Simultaneous Desalination and Selective Metal Recovery Enabled by Potential-regulated Electrochemical Ion Pumping

Industrial wastewaters with both high salinity and heavy metals are common, yet no existing process can achieve desalination and metal recovery in integrated technology platform. Conventional desalination processes do not distinguish background electrolyte generate toxic brines with heavy metals and miss the opportunities for resource recovery. In this work, we show that electrochemical ion pumping (EIP) has the unique feature to enable simultaneous desalination and metal recovery through programmable control of electrode potential. Because EIP transfers only a small amount of ions per half-cycle via high-frequency circuit switching, the electrode potential can be maintained within a narrow window throughout operation, which allows redox reactions to be selectively activated or suppressed without interrupting continuous ion transport. At potentials above the Cu²⁺/Cu reduction threshold, the system desalinates only capacitively with no metal deposition.

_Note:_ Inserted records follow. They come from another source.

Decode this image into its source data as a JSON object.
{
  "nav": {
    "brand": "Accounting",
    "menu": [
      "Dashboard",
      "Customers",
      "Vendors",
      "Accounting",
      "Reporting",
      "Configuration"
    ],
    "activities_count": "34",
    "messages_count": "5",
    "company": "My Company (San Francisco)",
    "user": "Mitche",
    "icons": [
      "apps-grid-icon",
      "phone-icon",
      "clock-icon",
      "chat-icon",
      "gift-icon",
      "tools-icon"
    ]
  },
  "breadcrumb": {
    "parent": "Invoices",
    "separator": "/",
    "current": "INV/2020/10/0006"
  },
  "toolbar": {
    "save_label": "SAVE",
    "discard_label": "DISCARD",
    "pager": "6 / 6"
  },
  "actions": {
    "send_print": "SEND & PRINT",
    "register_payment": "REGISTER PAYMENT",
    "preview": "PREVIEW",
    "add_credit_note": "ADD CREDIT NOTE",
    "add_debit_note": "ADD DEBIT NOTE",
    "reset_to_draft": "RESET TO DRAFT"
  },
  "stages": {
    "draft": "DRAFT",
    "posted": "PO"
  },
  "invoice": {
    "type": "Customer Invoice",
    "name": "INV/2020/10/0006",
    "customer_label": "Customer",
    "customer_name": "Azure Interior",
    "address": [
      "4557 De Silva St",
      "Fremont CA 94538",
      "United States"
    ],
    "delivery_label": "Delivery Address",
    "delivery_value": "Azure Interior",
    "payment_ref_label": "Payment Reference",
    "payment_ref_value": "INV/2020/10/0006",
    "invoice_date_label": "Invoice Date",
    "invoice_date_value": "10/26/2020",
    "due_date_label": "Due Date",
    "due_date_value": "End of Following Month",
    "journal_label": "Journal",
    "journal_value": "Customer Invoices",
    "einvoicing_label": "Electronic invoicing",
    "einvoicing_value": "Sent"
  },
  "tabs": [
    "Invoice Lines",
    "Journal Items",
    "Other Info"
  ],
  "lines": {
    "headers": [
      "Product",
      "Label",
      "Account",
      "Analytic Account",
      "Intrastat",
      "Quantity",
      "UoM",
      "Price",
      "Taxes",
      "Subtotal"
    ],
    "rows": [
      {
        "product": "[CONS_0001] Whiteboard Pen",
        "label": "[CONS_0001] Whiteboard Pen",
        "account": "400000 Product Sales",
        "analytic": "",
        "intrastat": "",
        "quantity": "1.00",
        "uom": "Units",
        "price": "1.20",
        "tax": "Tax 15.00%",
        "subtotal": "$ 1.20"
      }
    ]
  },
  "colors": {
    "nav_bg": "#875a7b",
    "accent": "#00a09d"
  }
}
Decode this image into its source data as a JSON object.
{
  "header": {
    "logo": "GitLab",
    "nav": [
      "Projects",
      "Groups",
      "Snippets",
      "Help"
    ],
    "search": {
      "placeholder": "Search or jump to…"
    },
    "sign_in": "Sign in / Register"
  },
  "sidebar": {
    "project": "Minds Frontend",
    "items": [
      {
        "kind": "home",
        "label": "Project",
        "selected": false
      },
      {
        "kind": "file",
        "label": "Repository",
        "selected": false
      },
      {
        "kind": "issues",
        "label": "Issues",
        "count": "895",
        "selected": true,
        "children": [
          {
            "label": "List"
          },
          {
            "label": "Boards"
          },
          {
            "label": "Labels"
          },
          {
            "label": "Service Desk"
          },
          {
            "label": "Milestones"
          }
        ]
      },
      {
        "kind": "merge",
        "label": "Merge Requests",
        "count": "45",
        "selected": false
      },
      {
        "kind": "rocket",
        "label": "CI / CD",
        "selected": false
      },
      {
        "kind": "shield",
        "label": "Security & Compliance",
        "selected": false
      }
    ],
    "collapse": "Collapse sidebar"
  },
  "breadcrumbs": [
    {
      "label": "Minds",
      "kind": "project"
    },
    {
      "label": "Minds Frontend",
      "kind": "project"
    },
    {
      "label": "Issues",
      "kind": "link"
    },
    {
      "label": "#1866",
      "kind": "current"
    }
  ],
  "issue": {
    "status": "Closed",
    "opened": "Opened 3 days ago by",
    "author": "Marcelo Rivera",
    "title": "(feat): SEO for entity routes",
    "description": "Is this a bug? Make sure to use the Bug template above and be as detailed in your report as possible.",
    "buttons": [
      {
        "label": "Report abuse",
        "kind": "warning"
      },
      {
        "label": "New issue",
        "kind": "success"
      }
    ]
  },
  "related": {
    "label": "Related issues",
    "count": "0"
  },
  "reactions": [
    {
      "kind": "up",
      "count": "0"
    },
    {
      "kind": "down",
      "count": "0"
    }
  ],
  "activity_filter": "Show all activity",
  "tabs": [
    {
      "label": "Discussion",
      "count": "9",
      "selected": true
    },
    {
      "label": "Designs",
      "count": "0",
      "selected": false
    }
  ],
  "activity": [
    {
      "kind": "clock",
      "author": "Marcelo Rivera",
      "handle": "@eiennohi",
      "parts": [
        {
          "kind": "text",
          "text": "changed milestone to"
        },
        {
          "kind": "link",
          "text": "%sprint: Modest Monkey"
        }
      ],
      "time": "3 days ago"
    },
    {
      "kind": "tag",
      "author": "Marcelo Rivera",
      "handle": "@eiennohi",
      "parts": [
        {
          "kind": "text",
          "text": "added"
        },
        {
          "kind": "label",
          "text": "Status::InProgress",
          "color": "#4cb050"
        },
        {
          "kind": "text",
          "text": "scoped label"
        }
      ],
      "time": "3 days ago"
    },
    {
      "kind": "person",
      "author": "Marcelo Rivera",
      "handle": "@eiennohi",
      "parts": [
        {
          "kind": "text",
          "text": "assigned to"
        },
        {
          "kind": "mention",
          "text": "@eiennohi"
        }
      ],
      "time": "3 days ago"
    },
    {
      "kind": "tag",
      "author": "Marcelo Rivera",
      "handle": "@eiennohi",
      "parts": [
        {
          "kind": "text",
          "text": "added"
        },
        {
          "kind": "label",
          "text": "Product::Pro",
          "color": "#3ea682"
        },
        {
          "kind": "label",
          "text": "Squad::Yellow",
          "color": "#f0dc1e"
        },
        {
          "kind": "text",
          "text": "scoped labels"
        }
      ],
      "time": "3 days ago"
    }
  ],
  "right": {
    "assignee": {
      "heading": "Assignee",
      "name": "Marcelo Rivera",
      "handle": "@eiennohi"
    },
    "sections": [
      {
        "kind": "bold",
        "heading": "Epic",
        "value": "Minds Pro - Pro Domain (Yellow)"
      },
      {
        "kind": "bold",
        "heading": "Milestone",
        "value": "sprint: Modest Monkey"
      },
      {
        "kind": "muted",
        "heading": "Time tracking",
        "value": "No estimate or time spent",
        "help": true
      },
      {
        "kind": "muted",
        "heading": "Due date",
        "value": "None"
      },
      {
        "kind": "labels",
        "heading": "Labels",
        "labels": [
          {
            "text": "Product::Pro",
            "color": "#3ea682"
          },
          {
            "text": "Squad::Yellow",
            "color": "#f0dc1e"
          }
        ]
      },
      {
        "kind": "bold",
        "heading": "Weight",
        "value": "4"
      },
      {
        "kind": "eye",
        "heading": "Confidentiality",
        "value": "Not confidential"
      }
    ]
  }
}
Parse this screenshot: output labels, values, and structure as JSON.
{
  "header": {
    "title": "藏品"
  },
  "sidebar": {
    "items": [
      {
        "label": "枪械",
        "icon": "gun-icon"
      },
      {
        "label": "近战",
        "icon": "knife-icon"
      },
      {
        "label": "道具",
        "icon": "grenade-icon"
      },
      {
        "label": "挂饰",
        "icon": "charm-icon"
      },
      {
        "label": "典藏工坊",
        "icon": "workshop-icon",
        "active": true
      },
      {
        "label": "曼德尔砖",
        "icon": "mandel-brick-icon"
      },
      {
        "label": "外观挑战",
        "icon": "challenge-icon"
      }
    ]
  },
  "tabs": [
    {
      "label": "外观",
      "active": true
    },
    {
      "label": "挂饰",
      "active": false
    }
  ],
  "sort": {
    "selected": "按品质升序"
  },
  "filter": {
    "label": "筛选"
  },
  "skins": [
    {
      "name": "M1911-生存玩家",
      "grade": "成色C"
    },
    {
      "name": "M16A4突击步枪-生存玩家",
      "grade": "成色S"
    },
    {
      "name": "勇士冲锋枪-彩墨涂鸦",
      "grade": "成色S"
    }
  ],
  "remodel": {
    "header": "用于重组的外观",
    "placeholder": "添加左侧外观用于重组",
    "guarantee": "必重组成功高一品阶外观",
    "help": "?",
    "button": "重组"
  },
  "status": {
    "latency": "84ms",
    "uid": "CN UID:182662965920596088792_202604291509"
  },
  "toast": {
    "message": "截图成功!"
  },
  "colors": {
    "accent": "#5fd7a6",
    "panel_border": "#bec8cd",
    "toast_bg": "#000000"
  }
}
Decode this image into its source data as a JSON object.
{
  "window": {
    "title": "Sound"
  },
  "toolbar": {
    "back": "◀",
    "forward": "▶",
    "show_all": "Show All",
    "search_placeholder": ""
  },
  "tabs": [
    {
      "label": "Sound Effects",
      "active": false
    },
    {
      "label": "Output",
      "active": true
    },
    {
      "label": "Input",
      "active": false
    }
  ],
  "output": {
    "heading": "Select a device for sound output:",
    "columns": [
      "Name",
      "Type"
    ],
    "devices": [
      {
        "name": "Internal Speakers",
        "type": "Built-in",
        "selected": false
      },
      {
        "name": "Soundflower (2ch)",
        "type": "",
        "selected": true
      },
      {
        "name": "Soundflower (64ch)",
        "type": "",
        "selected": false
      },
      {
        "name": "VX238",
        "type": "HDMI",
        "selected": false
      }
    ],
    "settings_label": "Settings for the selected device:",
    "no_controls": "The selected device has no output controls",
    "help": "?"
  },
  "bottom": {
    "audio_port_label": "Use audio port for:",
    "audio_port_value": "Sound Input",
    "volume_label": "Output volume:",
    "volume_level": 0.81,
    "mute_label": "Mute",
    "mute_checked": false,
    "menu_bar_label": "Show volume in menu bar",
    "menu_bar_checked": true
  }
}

Shifting the potential window below this threshold triggers selective copper electrodeposition on the electrode while performing desalination. In an asymmetric five-electrode EIP stack fed with a mixture of Cu²⁺, Ni²⁺, and Na+, positioning the potential window between the reduction potentials of the two metals yielded selective Cu²⁺ capture on the electrode. These findings establish electrode potential as a controllable operation parameter, providing an integrated platform for coupled water recycling with selective resource recovery from complex industrial brines.